Biphasic level of the TGF-β signaling pathway activity contributes to tumorigenesis, and recent research has indicated that TGF-β-induced lncRNAs inhibited the invasion–metastasis cascade of tumor in vivo [1]. Thus, the specific downstream lncRNAs of different TGF-β signaling pathways need to be explored further. In this study, the CNE1-EMT model was established by treatment with TGF-β. Our results indicated that EPB41L4A-AS2 was downregulated in the CNE1-EMT model, and overexpression of EPB41L4A-AS2 decreased the migration and invasion capability of the CNE1-EMT model. Moreover, overexpression of EPB41L4A-AS2 reversed the TGF-β-induced EMT. Thus, we identified that EPB41L4A-AS2 can be downregulated by TGF-β and mediates the role of TGF-β in inducing EMT. However, the mechanism by which TGF-β inhibits EPB41L4A-AS2 expression requires further investigation. Our results showed that a 3-day treatment with TGF-β was sufficient to downregulate EPB41L4A-AS2 expression, which implied that EPB41L4A-AS2 may be a direct target of the TGF-β/Smad pathway. Previous studies have identified that TGFBR1 is the vital receptor for TGF-β-induced EMT [30]. Our results indicated that overexpression of EPB41L4A-AS2 inhibited TGFBR1 expression. Furthermore, a negative correlation was found between EPB41L4A-AS2 and TGFBR1 in 563 HNSCC tissues from TCGA. However, the mechanism by which EPB41L4A-AS2 downregulates TGFBR1 expression requires further investigation. A major mechanism of lncRNAs in regulating gene expression involves the interaction with Polycomb repressive complex 2 (PRC2), which catalyzes the trimethylation of histone H3 lysine 27 (H3K27me3) to repress the transcription of specific genes [43]. Considering that the promoter region of TGFBR1 is rich in methylation, we hypothesized that EPB41L4A-AS2 plays a role in inducing the methylation of the TGFBR1 promoter (Additional file 6). The function of lncRNA involves many biological processes. We analyzed the specific molecular mechanisms of EPB41L4A-AS2 through a bioinformatics-based method. Our results indicated that EPB41L4A-AS2 may be a key participant in TGF-β signaling pathways through ceRNA or targeting RBPs. Several vital TGF-β signaling molecules, such as MBNL1 or miR-301a, may be regulated by EPB41L4A-AS2.

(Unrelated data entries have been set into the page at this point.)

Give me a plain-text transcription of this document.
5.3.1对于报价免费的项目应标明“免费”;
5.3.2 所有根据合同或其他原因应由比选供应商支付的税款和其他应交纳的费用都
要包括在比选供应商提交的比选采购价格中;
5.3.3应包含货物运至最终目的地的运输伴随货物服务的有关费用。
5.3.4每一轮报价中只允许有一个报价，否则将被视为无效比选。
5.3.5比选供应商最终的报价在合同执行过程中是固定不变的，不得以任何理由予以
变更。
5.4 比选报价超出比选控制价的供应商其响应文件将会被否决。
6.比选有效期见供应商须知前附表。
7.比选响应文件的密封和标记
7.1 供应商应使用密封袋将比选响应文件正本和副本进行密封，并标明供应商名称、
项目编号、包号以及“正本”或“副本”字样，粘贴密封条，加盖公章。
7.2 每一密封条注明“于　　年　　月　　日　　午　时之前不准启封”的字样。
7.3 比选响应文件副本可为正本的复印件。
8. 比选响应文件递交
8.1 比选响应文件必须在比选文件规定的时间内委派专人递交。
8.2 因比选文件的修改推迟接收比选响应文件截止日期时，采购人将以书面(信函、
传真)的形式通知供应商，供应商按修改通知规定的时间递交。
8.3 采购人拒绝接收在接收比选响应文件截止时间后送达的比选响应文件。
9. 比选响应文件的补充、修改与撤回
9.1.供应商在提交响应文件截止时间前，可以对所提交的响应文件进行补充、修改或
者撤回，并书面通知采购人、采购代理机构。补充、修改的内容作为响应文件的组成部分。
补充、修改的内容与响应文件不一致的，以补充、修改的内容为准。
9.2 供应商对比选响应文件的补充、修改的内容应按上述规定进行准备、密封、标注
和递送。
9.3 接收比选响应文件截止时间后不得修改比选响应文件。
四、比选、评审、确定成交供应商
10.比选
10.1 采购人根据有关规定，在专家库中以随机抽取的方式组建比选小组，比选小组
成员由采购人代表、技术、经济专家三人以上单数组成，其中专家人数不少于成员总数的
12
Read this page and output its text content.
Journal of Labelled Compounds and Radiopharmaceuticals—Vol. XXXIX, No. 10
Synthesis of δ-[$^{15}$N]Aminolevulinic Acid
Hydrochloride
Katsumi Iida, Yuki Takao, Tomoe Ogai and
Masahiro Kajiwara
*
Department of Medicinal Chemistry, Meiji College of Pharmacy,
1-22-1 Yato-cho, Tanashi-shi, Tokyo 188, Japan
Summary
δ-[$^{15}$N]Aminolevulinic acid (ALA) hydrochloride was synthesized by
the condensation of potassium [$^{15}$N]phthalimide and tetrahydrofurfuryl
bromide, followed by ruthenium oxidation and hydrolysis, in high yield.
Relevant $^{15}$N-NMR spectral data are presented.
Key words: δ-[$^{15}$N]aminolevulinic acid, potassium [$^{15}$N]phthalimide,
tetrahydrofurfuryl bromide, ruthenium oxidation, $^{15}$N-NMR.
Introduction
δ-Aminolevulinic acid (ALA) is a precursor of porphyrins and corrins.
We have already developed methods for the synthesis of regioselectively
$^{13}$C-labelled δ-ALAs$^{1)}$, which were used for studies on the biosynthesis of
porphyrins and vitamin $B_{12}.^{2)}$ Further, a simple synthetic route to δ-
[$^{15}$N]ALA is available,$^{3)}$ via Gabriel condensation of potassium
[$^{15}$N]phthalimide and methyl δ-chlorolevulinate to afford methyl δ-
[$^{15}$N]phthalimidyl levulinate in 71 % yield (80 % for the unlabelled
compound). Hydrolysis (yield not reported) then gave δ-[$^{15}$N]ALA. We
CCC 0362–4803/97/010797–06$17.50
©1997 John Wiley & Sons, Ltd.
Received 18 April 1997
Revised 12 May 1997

Overall, our research demonstrated that EPB41L4A-AS2 is downregulated by TGF-β and mediates the role of TGF-β in inducing EMT. EPB41L4A-AS2 inhibits TGFBR1 expression, which possibly regulates TGF-β signaling pathways. Our findings have significant implications regarding the understanding of TGF-β-lncRNAs in HNSCC. EPB41L4A-AS2 could be an effective target for anti-metastasis therapies.

Conclusions

In summary, we revealed that EPB41L4A-AS2 is upregulated in HNSCC and downregulated by TGF-β. Our results indicated that EPB41L4A-AS2 might serve as a negative regulator of TGF-β signaling and as an effective prognostic biomarker. The newly identified EPB41L4A-AS2/TGFBR1/SMAD2/SMAD3 axis sheds light on a novel molecular mechanism for HNSCC cell metastasis, indicating that EPB41L4A-AS2 is a valuable biomarker and a promising therapeutic target for the management of HNSCC.